Выборы были уже чистой формальностью, так как с момента примирения братьев результат не подлежал сомнению. Дело шло только о pacta conventa, то есть гарантии, которую должен был дать король. За образец взяли Владиславовскую.
Все уже называли Казимира королем; ему не нужно было больше сидеть в тесном Непоренте, и он немедленно переехал в Варшаву.
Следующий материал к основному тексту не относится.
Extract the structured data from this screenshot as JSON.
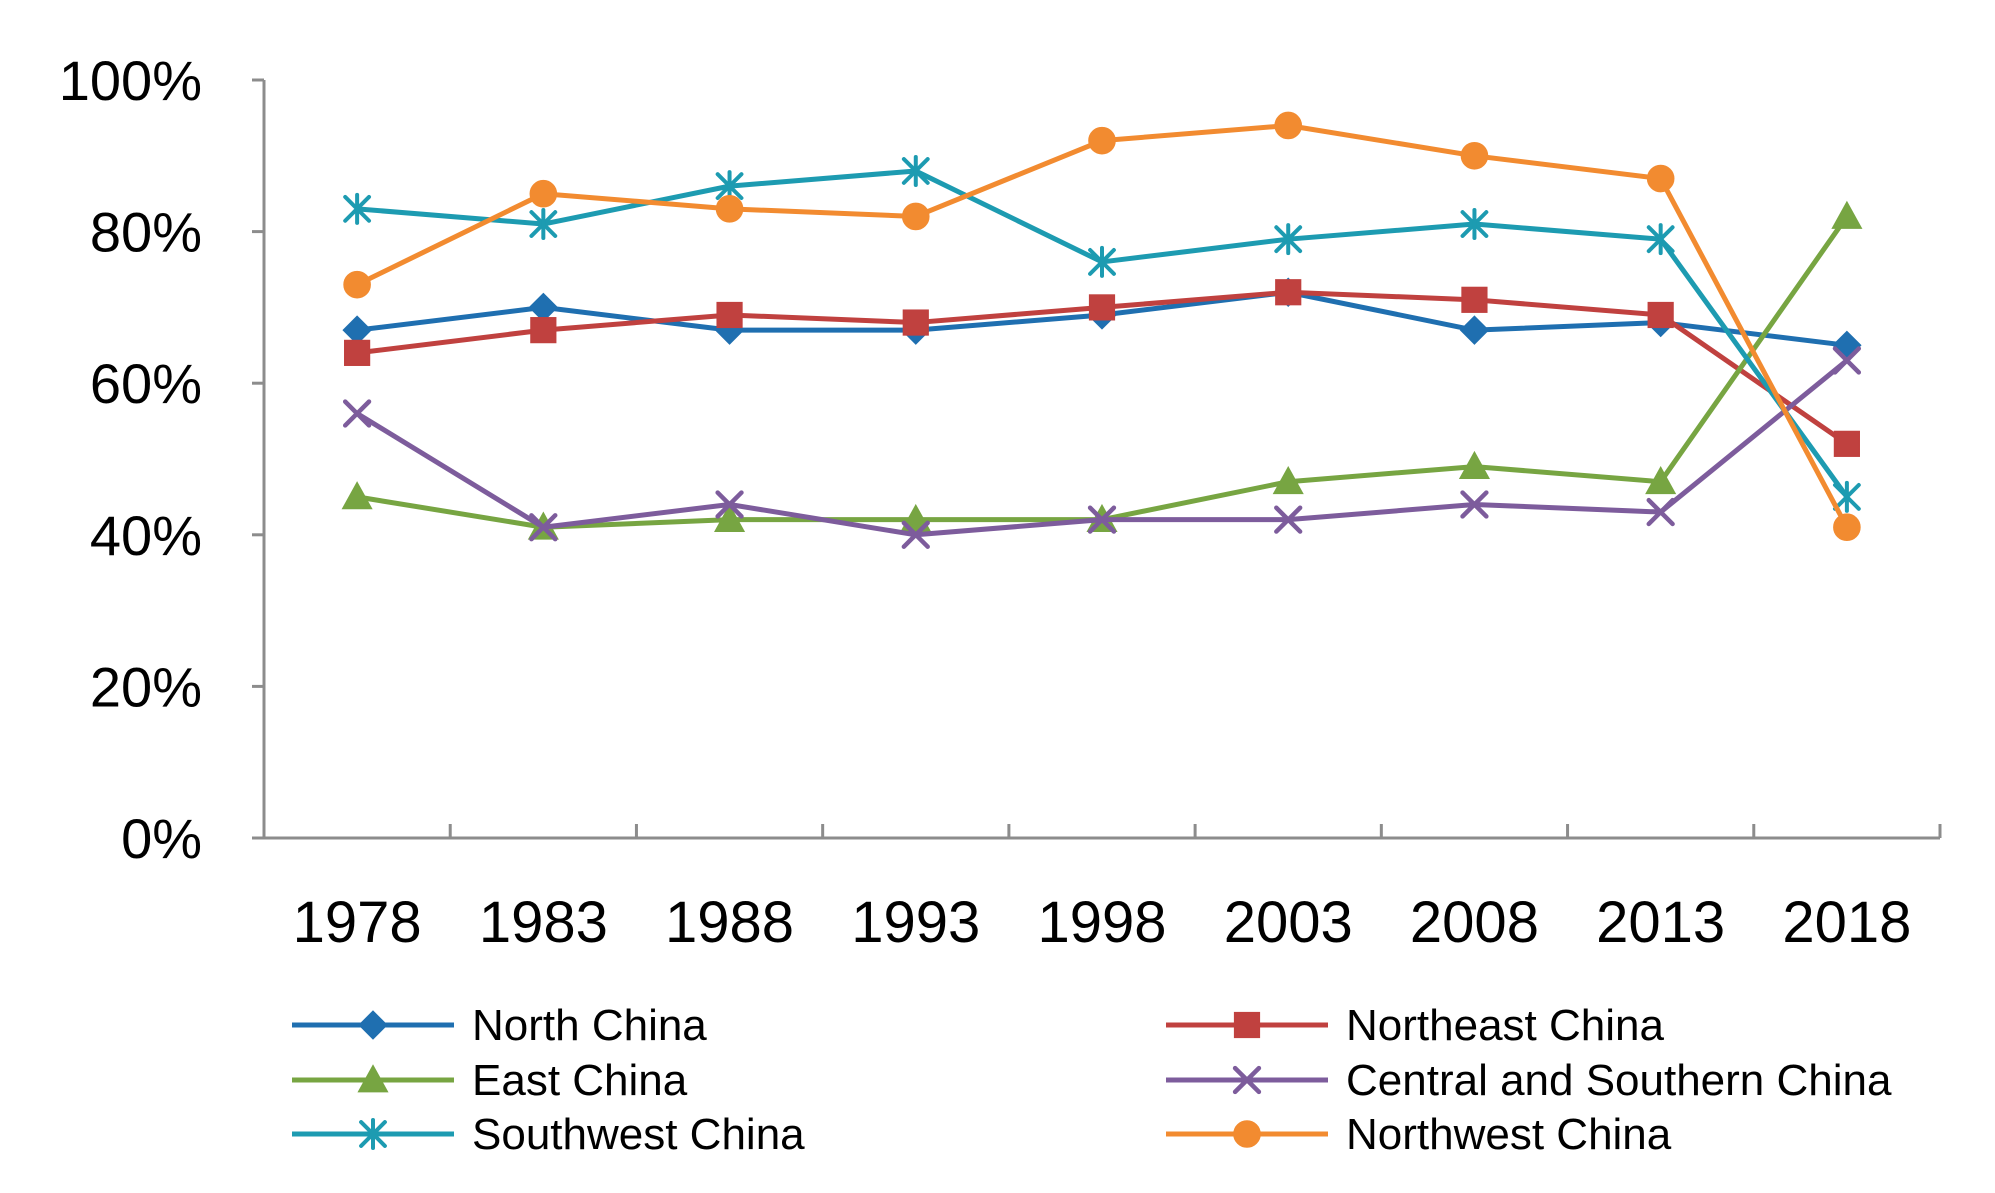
{
  "chart_data": {
    "type": "line",
    "title": "",
    "xlabel": "",
    "ylabel": "",
    "categories": [
      "1978",
      "1983",
      "1988",
      "1993",
      "1998",
      "2003",
      "2008",
      "2013",
      "2018"
    ],
    "ylim": [
      0,
      100
    ],
    "yticks": [
      "0%",
      "20%",
      "40%",
      "60%",
      "80%",
      "100%"
    ],
    "grid": false,
    "legend_position": "bottom",
    "series": [
      {
        "name": "North China",
        "color": "#1F6FB0",
        "marker": "diamond",
        "values": [
          67,
          70,
          67,
          67,
          69,
          72,
          67,
          68,
          65
        ]
      },
      {
        "name": "Northeast China",
        "color": "#C0413F",
        "marker": "square",
        "values": [
          64,
          67,
          69,
          68,
          70,
          72,
          71,
          69,
          52
        ]
      },
      {
        "name": "East China",
        "color": "#77A542",
        "marker": "triangle",
        "values": [
          45,
          41,
          42,
          42,
          42,
          47,
          49,
          47,
          82
        ]
      },
      {
        "name": "Central and Southern China",
        "color": "#7D5C9C",
        "marker": "x",
        "values": [
          56,
          41,
          44,
          40,
          42,
          42,
          44,
          43,
          63
        ]
      },
      {
        "name": "Southwest China",
        "color": "#1D9BB1",
        "marker": "star",
        "values": [
          83,
          81,
          86,
          88,
          76,
          79,
          81,
          79,
          45
        ]
      },
      {
        "name": "Northwest China",
        "color": "#F28B30",
        "marker": "circle",
        "values": [
          73,
          85,
          83,
          82,
          92,
          94,
          90,
          87,
          41
        ]
      }
    ]
  }
}
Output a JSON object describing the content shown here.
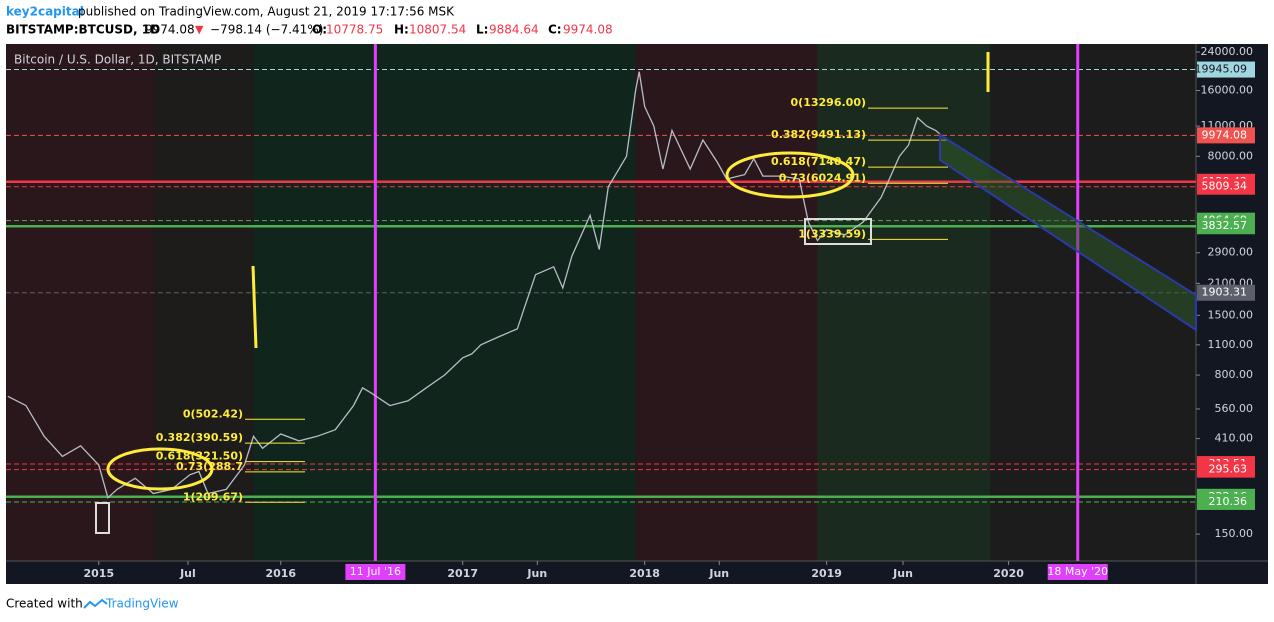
{
  "header": {
    "author": "key2capital",
    "published": "published on TradingView.com, August 21, 2019 17:17:56 MSK",
    "symbol": "BITSTAMP:BTCUSD, 1D",
    "last": "9974.08",
    "change": "−798.14 (−7.41%)",
    "o_label": "O:",
    "open": "10778.75",
    "h_label": "H:",
    "high": "10807.54",
    "l_label": "L:",
    "low": "9884.64",
    "c_label": "C:",
    "close": "9974.08"
  },
  "footer": {
    "created": "Created with",
    "brand": "TradingView"
  },
  "chart_data": {
    "type": "line",
    "title": "Bitcoin / U.S. Dollar, 1D, BITSTAMP",
    "log_scale": true,
    "x": [
      2014.5,
      2014.6,
      2014.7,
      2014.8,
      2014.9,
      2015.0,
      2015.05,
      2015.1,
      2015.2,
      2015.3,
      2015.4,
      2015.5,
      2015.55,
      2015.6,
      2015.7,
      2015.8,
      2015.85,
      2015.9,
      2016.0,
      2016.1,
      2016.2,
      2016.3,
      2016.4,
      2016.45,
      2016.5,
      2016.6,
      2016.7,
      2016.8,
      2016.9,
      2017.0,
      2017.05,
      2017.1,
      2017.2,
      2017.3,
      2017.4,
      2017.5,
      2017.55,
      2017.6,
      2017.7,
      2017.75,
      2017.8,
      2017.9,
      2017.95,
      2017.97,
      2018.0,
      2018.05,
      2018.1,
      2018.15,
      2018.25,
      2018.32,
      2018.4,
      2018.45,
      2018.55,
      2018.6,
      2018.65,
      2018.75,
      2018.85,
      2018.9,
      2018.95,
      2019.0,
      2019.1,
      2019.2,
      2019.3,
      2019.4,
      2019.45,
      2019.5,
      2019.55,
      2019.6,
      2019.63
    ],
    "series": [
      {
        "name": "BTCUSD",
        "color": "#b8bcc6",
        "values": [
          640,
          580,
          420,
          340,
          380,
          310,
          220,
          240,
          270,
          230,
          240,
          280,
          290,
          230,
          240,
          310,
          420,
          370,
          430,
          400,
          420,
          450,
          580,
          700,
          660,
          580,
          610,
          700,
          800,
          960,
          1000,
          1100,
          1200,
          1300,
          2300,
          2500,
          2000,
          2800,
          4300,
          3000,
          5800,
          8000,
          16000,
          19500,
          13500,
          11000,
          7000,
          10500,
          7000,
          9500,
          7500,
          6300,
          6600,
          7800,
          6500,
          6500,
          6300,
          4000,
          3300,
          3700,
          3500,
          4000,
          5200,
          8000,
          9000,
          12000,
          11000,
          10500,
          9974.08
        ]
      }
    ],
    "xlim": [
      2014.49,
      2021.03
    ],
    "xticks": [
      2015,
      {
        "value": 2015.49,
        "label": "Jul"
      },
      2016,
      2017,
      {
        "value": 2017.41,
        "label": "Jun"
      },
      2018,
      {
        "value": 2018.41,
        "label": "Jun"
      },
      2019,
      {
        "value": 2019.42,
        "label": "Jun"
      },
      2020
    ],
    "ylim": [
      113,
      26100
    ],
    "yticks": [
      {
        "value": 150,
        "label": "150.00"
      },
      {
        "value": 410,
        "label": "410.00"
      },
      {
        "value": 560,
        "label": "560.00"
      },
      {
        "value": 800,
        "label": "800.00"
      },
      {
        "value": 1100,
        "label": "1100.00"
      },
      {
        "value": 1500,
        "label": "1500.00"
      },
      {
        "value": 2100,
        "label": "2100.00"
      },
      {
        "value": 2900,
        "label": "2900.00"
      },
      {
        "value": 8000,
        "label": "8000.00"
      },
      {
        "value": 11000,
        "label": "11000.00"
      },
      {
        "value": 16000,
        "label": "16000.00"
      },
      {
        "value": 24000,
        "label": "24000.00"
      }
    ],
    "levels": [
      {
        "value": 19945.09,
        "color": "#9fd6e0"
      },
      {
        "value": 9974.08,
        "color": "#ef5350"
      },
      {
        "value": 6120.42,
        "color": "#f23645"
      },
      {
        "value": 5809.34,
        "color": "#f23645"
      },
      {
        "value": 4064.69,
        "color": "#4caf50"
      },
      {
        "value": 3832.57,
        "color": "#4caf50"
      },
      {
        "value": 1903.31,
        "color": "#5d606b"
      },
      {
        "value": 313.51,
        "color": "#f23645"
      },
      {
        "value": 295.63,
        "color": "#f23645"
      },
      {
        "value": 222.16,
        "color": "#4caf50"
      },
      {
        "value": 210.36,
        "color": "#4caf50"
      }
    ],
    "markers": [
      {
        "value": 2016.52,
        "label": "11 Jul '16"
      },
      {
        "value": 2020.38,
        "label": "18 May '20"
      }
    ],
    "annotations": [
      {
        "label": "0(502.42)",
        "value": 502.42
      },
      {
        "label": "0.382(390.59)",
        "value": 390.59
      },
      {
        "label": "0.618(321.50)",
        "value": 321.5
      },
      {
        "label": "0.73(288.7",
        "value": 288.7
      },
      {
        "label": "1(209.67)",
        "value": 209.67
      },
      {
        "label": "0(13296.00)",
        "value": 13296
      },
      {
        "label": "0.382(9491.13)",
        "value": 9491.13
      },
      {
        "label": "0.618(7140.47)",
        "value": 7140.47
      },
      {
        "label": "0.73(6024.91)",
        "value": 6024.91
      },
      {
        "label": "1(3339.59)",
        "value": 3339.59
      }
    ]
  }
}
Тут в замке по целым дням толпились гости, стараясь заблаговременно втереться в милость будущего короля и не давая ему минуты отдыха, да и королева по несколько раз в день требовала свидания с ним, а от ее приглашения он не мог отказаться.
Для человека, который никогда не мог долго сосредоточить свои мысли хотя бы на самом важнейшем предмете, которого утомляло всякое усилие, а привычка к удовольствиям сделала изнеженным, такое положение вещей было настоящей пыткой. Дела чрезвычайной важности поступали непрерывно, и решать их нужно было немедленно. Он сваливал их на обоих канцлеров, стыдясь в то же время своей неспособности.